OBLIGATION ET GRATUITÉ

1 P 4, 7-11 ; Lc 10, 38-42
Ste Marthe - (29 juillet 1982)
Homélie du Frère Jean-Philippe REVEL

 

Besse-en-Chandesse
Sainte Marthe 

I

l ne faudrait pas que nous interprétions cet évangile de Marthe et de Marie comme une comparaison entre deux types de personnes, celles qui s'adonneraient aux travaux pratiques, qu'il s'agisse de ceux du ménage ou d'un travail professionnel et celles qui pourraient vaquer à la vie contemplative, à la recherche, à la pensée, ou mieux encore à la prière.

En réalité, ces deux personnes existent en chacun de nous, car il est facile de s'en rendre compte, il n'y a personne sur terre qui puisse se dispenser de tout travail matériel, manuel, professionnel ou autre. Et même les religieuses contemplatives, tout au fond de leur cloître, passent une partie notable de leur temps à ces travaux ménagers. Et si certaines personnes ne donnent peut-être pas une part importante de leur temps à la pensée, à la prière ou à la contemplation, c'est peut-être bien dommage et peut-être faut-il que nous écoutions dans ce sens ces paroles du Christ.

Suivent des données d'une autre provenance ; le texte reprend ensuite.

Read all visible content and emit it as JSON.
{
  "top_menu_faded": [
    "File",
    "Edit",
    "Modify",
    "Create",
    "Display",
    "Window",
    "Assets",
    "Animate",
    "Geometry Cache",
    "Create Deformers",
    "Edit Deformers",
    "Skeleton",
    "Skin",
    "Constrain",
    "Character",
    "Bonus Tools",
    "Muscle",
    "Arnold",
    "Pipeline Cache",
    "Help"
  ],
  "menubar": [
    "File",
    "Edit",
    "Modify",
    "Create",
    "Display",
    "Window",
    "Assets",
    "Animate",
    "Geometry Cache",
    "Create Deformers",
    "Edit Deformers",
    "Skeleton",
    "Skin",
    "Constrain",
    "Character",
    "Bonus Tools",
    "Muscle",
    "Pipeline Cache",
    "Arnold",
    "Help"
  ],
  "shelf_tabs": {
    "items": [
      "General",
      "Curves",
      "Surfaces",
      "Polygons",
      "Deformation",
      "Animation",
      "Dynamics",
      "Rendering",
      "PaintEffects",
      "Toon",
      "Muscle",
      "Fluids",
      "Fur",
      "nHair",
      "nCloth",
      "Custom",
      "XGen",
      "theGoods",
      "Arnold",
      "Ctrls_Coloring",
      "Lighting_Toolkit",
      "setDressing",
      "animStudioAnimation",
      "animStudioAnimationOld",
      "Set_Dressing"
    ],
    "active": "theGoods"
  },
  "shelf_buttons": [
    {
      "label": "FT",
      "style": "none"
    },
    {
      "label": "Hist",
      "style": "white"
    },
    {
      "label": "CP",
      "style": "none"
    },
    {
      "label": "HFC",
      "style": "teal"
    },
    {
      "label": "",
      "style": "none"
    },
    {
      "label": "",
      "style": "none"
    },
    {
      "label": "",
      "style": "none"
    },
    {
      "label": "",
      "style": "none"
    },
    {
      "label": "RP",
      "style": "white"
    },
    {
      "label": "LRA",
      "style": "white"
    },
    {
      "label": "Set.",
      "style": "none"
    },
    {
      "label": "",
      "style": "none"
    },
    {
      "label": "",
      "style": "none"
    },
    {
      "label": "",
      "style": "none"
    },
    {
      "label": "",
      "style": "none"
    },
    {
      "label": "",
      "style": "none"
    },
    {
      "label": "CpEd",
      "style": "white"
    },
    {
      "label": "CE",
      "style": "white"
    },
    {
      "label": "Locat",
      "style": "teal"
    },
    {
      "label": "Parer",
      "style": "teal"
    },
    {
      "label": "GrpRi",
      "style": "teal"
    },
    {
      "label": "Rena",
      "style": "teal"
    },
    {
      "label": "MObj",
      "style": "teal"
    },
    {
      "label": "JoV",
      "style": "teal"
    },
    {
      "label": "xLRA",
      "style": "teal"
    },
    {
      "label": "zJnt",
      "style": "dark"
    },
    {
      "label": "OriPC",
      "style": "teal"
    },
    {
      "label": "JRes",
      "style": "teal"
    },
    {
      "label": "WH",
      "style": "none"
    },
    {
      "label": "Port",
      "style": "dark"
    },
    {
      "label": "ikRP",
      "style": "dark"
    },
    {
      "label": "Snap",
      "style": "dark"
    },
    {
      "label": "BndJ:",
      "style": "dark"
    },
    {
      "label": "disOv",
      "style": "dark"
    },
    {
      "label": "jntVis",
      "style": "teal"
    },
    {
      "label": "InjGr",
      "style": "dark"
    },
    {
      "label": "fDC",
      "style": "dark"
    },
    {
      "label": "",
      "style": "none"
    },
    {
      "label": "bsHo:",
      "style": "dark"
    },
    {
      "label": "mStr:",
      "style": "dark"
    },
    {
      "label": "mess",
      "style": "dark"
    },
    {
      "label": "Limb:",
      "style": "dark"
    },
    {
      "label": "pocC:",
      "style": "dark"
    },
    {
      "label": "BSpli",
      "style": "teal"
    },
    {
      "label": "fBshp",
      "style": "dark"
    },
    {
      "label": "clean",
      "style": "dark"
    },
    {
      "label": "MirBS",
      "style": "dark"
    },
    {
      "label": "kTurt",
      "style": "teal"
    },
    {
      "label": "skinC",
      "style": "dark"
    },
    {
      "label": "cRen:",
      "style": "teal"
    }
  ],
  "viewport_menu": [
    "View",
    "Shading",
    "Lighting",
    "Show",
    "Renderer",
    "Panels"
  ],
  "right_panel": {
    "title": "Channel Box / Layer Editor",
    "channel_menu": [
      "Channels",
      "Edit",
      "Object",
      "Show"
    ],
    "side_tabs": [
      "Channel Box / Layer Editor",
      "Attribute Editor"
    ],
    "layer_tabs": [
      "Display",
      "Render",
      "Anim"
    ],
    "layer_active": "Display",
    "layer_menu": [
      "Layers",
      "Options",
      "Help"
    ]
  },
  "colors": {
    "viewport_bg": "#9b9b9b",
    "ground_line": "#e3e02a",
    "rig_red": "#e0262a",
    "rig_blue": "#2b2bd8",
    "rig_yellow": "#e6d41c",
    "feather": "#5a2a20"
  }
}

       Ce que le Christ veut nous dire, c'est qu'il y a dans notre vie des occupations diverses, certaines qui nous semblent immédiates, indispensables, urgentes qui sont ces choses quotidiennes effectivement nécessaires car nous ne pouvons pas nous en abstenir, que ce soit le travail au sein de la famille ou celui par lequel nous participons à la construction et à l'amélioration du monde dans toutes ses dimensions. Mais il y a une part, et Jésus nous dit que c'est la meilleure, que ce n'est donc pas la seule qui devrait exclure l'autre, mais c'est celle qui est la plus capitale, la plus importante, une part qui, d'ailleurs, donne son sens à tout, y compris au reste, c'est-à-dire à tout ce travail professionnel ou familial. Et cette autre part de notre vie, c'est celle de la gratuité. C'est celle où nous laissons, pour un temps, les urgences ou les prétendues urgences, laissant de côté tout ce qui nous rive à une obligation matérielle immédiate, nous pouvons vivre gratuitement, c'est-à-dire ouvrir notre cœur à ce qui est imprévu, à ce qui n'est pas nécessaire, à ce qui n'est pas rentable, à ce qui n'est pas productif, à ce qui n'est pas réalisation de quelque chose. Ouvrir notre cœur à la méditation, à la contemplation, la contemplation n'étant pas uniquement celle de Dieu et de son mystère, mais étant tout d'abord la contemplation de l'univers ou la contemplation de nos frères, de nos proches. Nous ne pouvons pas uniquement travailler pour ceux que nous aimons. Il faut aussi que nous sachions les regarder, les connaître, les contempler en silence, pénétrer jusqu'au plus profond d'eux-mêmes. Contemplation du monde, de l'univers, de tous ces inconnus que nous croisons dans la rue et qui restent pour nous comme des ombres, comme des numéros ou des éléments d'une foule à l'instar des grains de sable sur une plage, et qui devraient pouvoir devenir, c'est évidemment là un rêve impossible à réaliser, pouvoir devenir chacun une réalité, un être, une personne.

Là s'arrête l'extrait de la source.